Mentally Ill Chemical Abusers, MICA, is used to refer to people who have a co-occurring disorder and a very serious mental disorder such as bipolar disorder or schizophrenia. A better word that is more preferred in terms of its connotation is Mentally Ill Chemically Affected. Other acronyms that are used to refer to people with COD are CAMI, Chemical Abuse and Mental Illness; MIC'D, Mentally Ill Chemically Dependent; MISA, Mentally Ill Substance Abusers; MISU, Mentally Ill Substance Using; Sami, Substance Abuse and Mental Illness and ICO PSD, Individuals with co-occurring psychiatric and substance disorders.
Common examples of co-occurring disorders include the combinations of alcohol addiction with panic disorder, major depression with cocaine addiction, borderline personality disorder with episodic polydrug abuse, and alcoholism and polydrug addiction with schizophrenia. Some people might have more than two disorders, even though the cornerstone of this is on dual disorders. Multiple disorders go by the same rules that apply to dual disorders.
The existence of combined co-existing conditions and those of psychiatric disorders can differ in several significant aspects like chronicity, gravity, disability and level of impairment in bodily operations. For instance, one disorder can be more extreme than the other, or both can be equally mild or extreme. Indeed, the seriousness of both disorders may alter over time. Other factors that may also vary include the level or degree of disability or impairment in day to day functions.

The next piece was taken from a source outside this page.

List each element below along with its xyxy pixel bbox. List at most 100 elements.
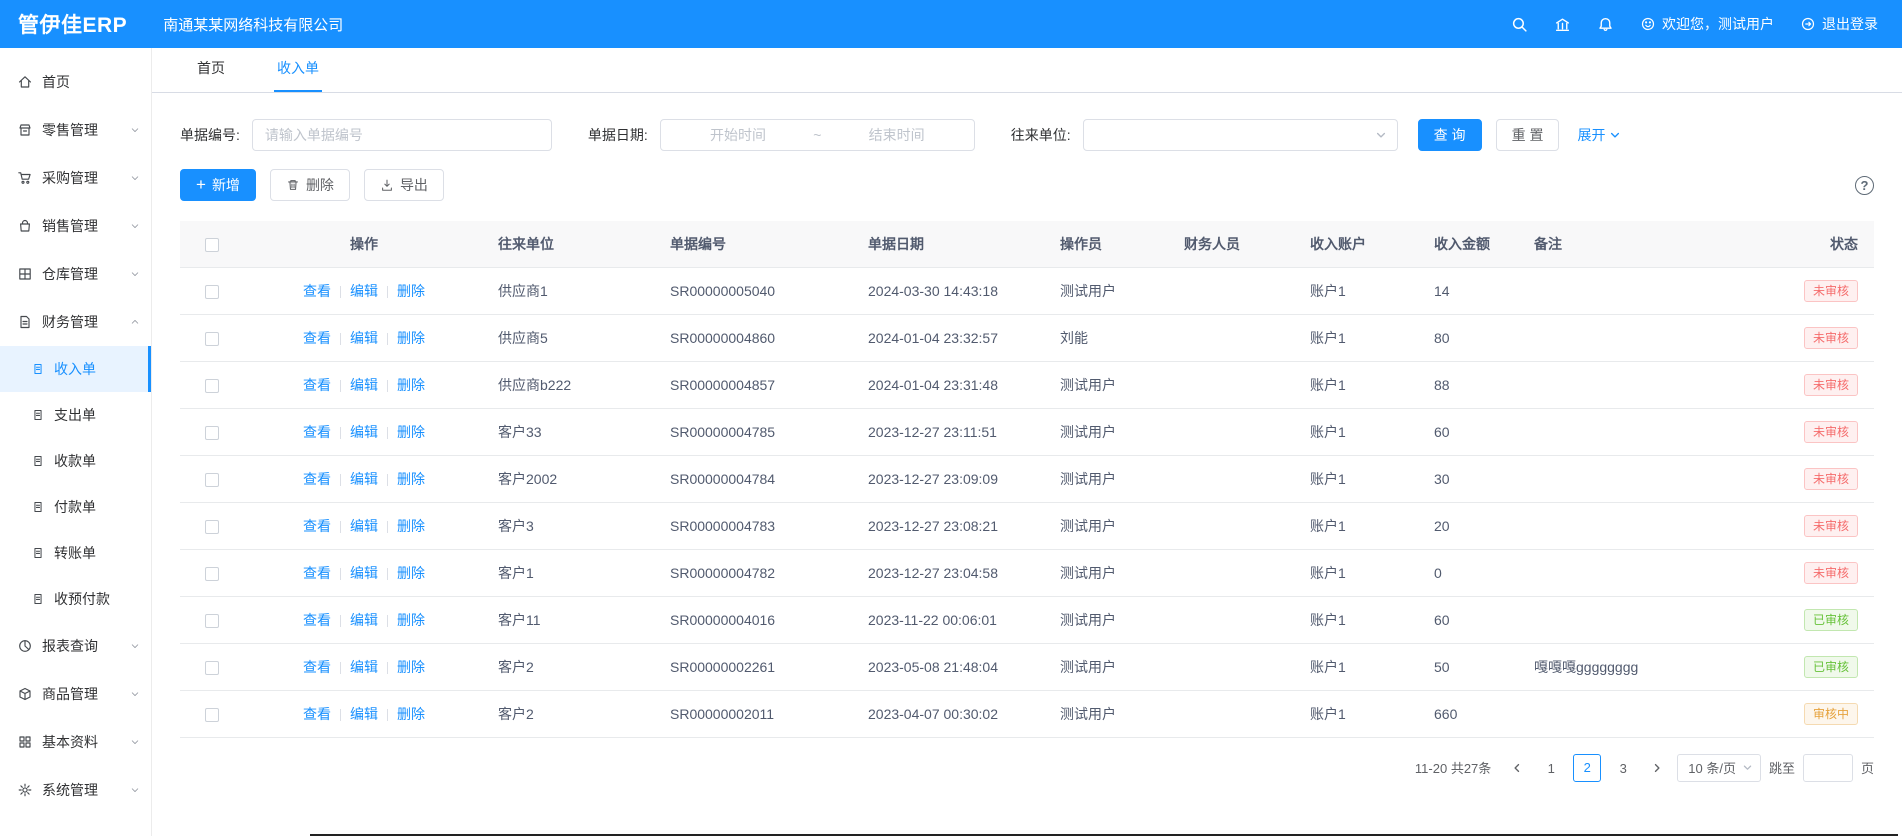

That means that, in fact, there are many differentiations among co-occurring disorders, not just one combination. Specific treatment environments are, however, set up for patients that have alike combinations of dual disorders.
Further damage is inflicted in more than 50 % of all adults that have severe mental disorder as well as substance abuse disorders (abuse or addiction to alcohol or illicit drugs).
Compared patients who have a COD use problem alone or a mental health disorder, and more serious and chronic medical, social and emotional problems are often experienced by the patients with dual disorders. Since they have two disorders, they are at a risk of COD relapse and deterioration of the psychiatric ailment. Also, impairment of mental issues many times lead to dependency relapse and addiction relapse commonly leads to further mental deterioration. That means that patients with co-occurring disorders require a specific relapse prevention plan. Users with dual disorders commonly need longer rehab, have a greater number of crises and advance more slowly in treatment compared to patients that only have a single disorder.
Personality, psychotic and mood disorders are among some of the most prevalent psychiatric disorders diagnosed in dual patient disorders.